The Greater Grassmarket Business Improvement District was set up in February 2013, with one of its objectives being to “attract more footfall to the area.” But statistics from Essential Edinburgh show a drop of 20.2 per cent when comparing February 2015 to February 2014.

There was also a drop between January 2015 and January 2014 of 24.2 per cent, and of 24.7 per cent between December 2014 and December 2013.

“If footfall has dropped by 20 per cent then I can conclude that they are not managing to increase footfall,” Mr Bastiaensen said.

He also admitted that he was “mystified” by the downward trend, suggesting that the recession, accessibility issues and the growth of online shopping may all have created a “multiple whammy”.

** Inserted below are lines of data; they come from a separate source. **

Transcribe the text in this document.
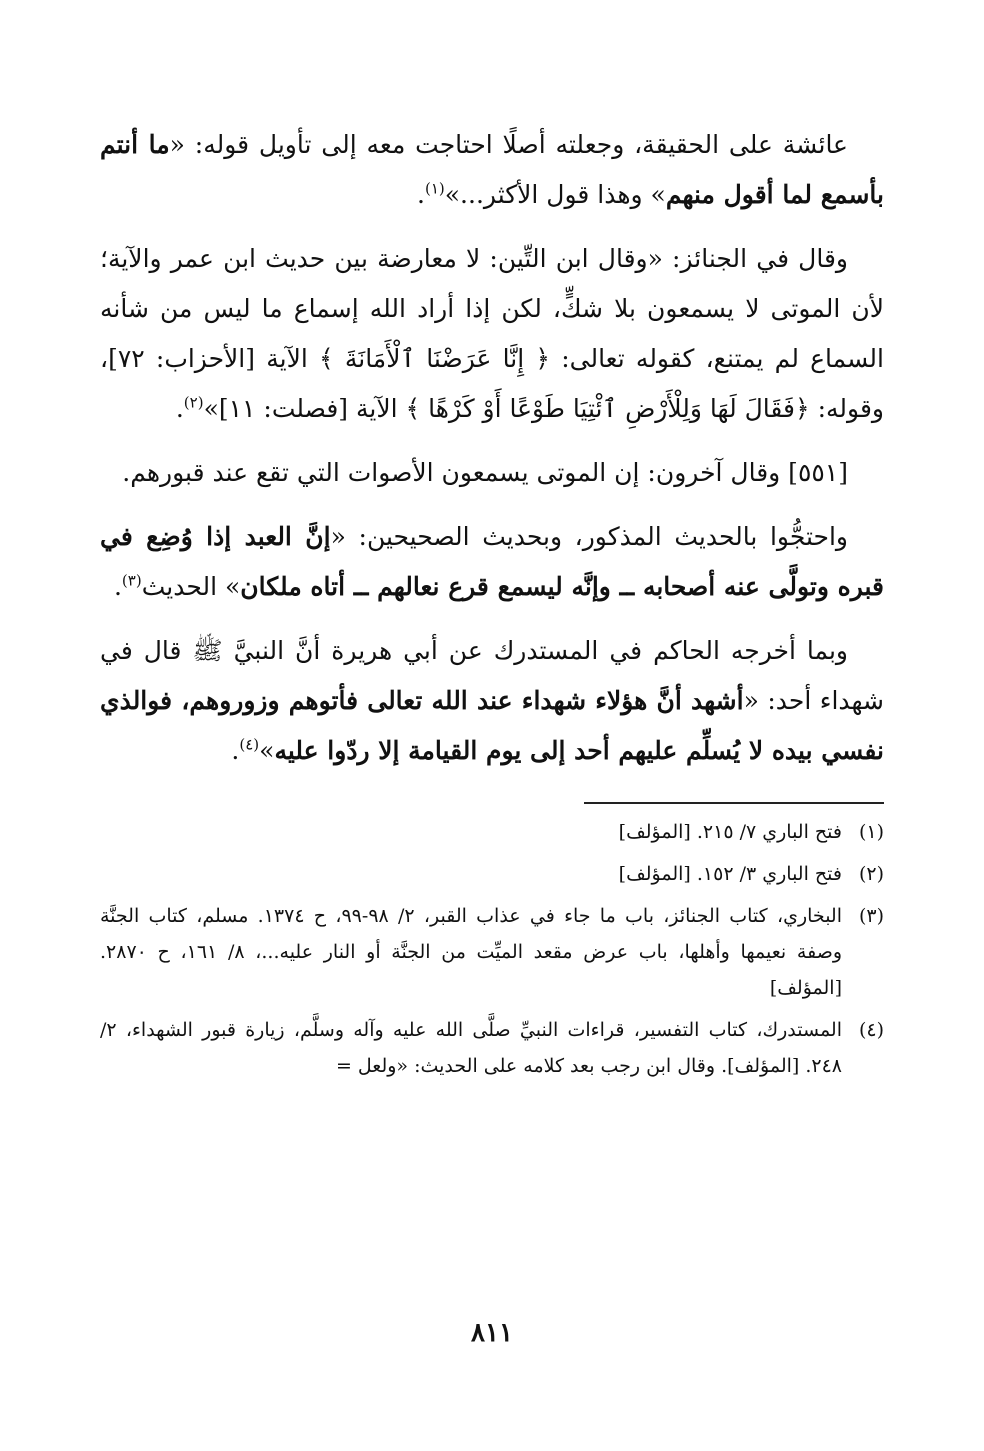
عائشة على الحقيقة، وجعلته أصلًا احتاجت معه إلى تأويل قوله: «ما أنتم بأسمع لما أقول منهم» وهذا قول الأكثر...»$^{(١)}$.

وقال في الجنائز: «وقال ابن التِّين: لا معارضة بين حديث ابن عمر والآية؛ لأن الموتى لا يسمعون بلا شكٍّ، لكن إذا أراد الله إسماع ما ليس من شأنه السماع لم يمتنع، كقوله تعالى: ﴿ إِنَّا عَرَضْنَا ٱلْأَمَانَةَ ﴾ الآية [الأحزاب: ٧٢]، وقوله: ﴿فَقَالَ لَهَا وَلِلْأَرْضِ ٱئْتِيَا طَوْعًا أَوْ كَرْهًا ﴾ الآية [فصلت: ١١]»$^{(٢)}$.

[٥٥١] وقال آخرون: إن الموتى يسمعون الأصوات التي تقع عند قبورهم.

واحتجُّوا بالحديث المذكور، وبحديث الصحيحين: «إنَّ العبد إذا وُضِع في قبره وتولَّى عنه أصحابه ــ وإنَّه ليسمع قرع نعالهم ــ أتاه ملكان» الحديث$^{(٣)}$.

وبما أخرجه الحاكم في المستدرك عن أبي هريرة أنَّ النبيَّ ﷺ قال في شهداء أحد: «أشهد أنَّ هؤلاء شهداء عند الله تعالى فأتوهم وزوروهم، فوالذي نفسي بيده لا يُسلِّم عليهم أحد إلى يوم القيامة إلا ردّوا عليه»$^{(٤)}$.

(١)
فتح الباري ٧/ ٢١٥. [المؤلف]
(٢)
فتح الباري ٣/ ١٥٢. [المؤلف]
(٣)
البخاري، كتاب الجنائز، باب ما جاء في عذاب القبر، ٢/ ٩٨-٩٩، ح ١٣٧٤. مسلم، كتاب الجنَّة وصفة نعيمها وأهلها، باب عرض مقعد الميِّت من الجنَّة أو النار عليه...، ٨/ ١٦١، ح ٢٨٧٠. [المؤلف]
(٤)
المستدرك، كتاب التفسير، قراءات النبيِّ صلَّى الله عليه وآله وسلَّم، زيارة قبور الشهداء، ٢/ ٢٤٨. [المؤلف]. وقال ابن رجب بعد كلامه على الحديث: «ولعل =
٨١١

He stressed that it was “in principle possible” to make the Grassmarket a thriving shopping area once more, particularly if almost all of the Business Improvement District’s budget was spent on events.

Edinburgh Napier University business commentator Graham Birse described the suggestion as a “good idea”.

He added: “But I think the issue in the Grassmarket is that it’s become very much a focus for licensed premises serving drink and not as a retail environment.

“Having said that, there are some really interesting shops on Victoria Street and events could draw people down here.

“Thanks to landscaping, the public realm [in the Grassmarket] is much better, and events like street busking competitions might act as a magnet.”

The shop will shut later this year after the closing down sale and is then due to be leased to tattoo artist David Corden.

Mr Bastiaensen may start a part-time job following 
the shop closure and is considering volunteering in a business mentoring scheme for young people.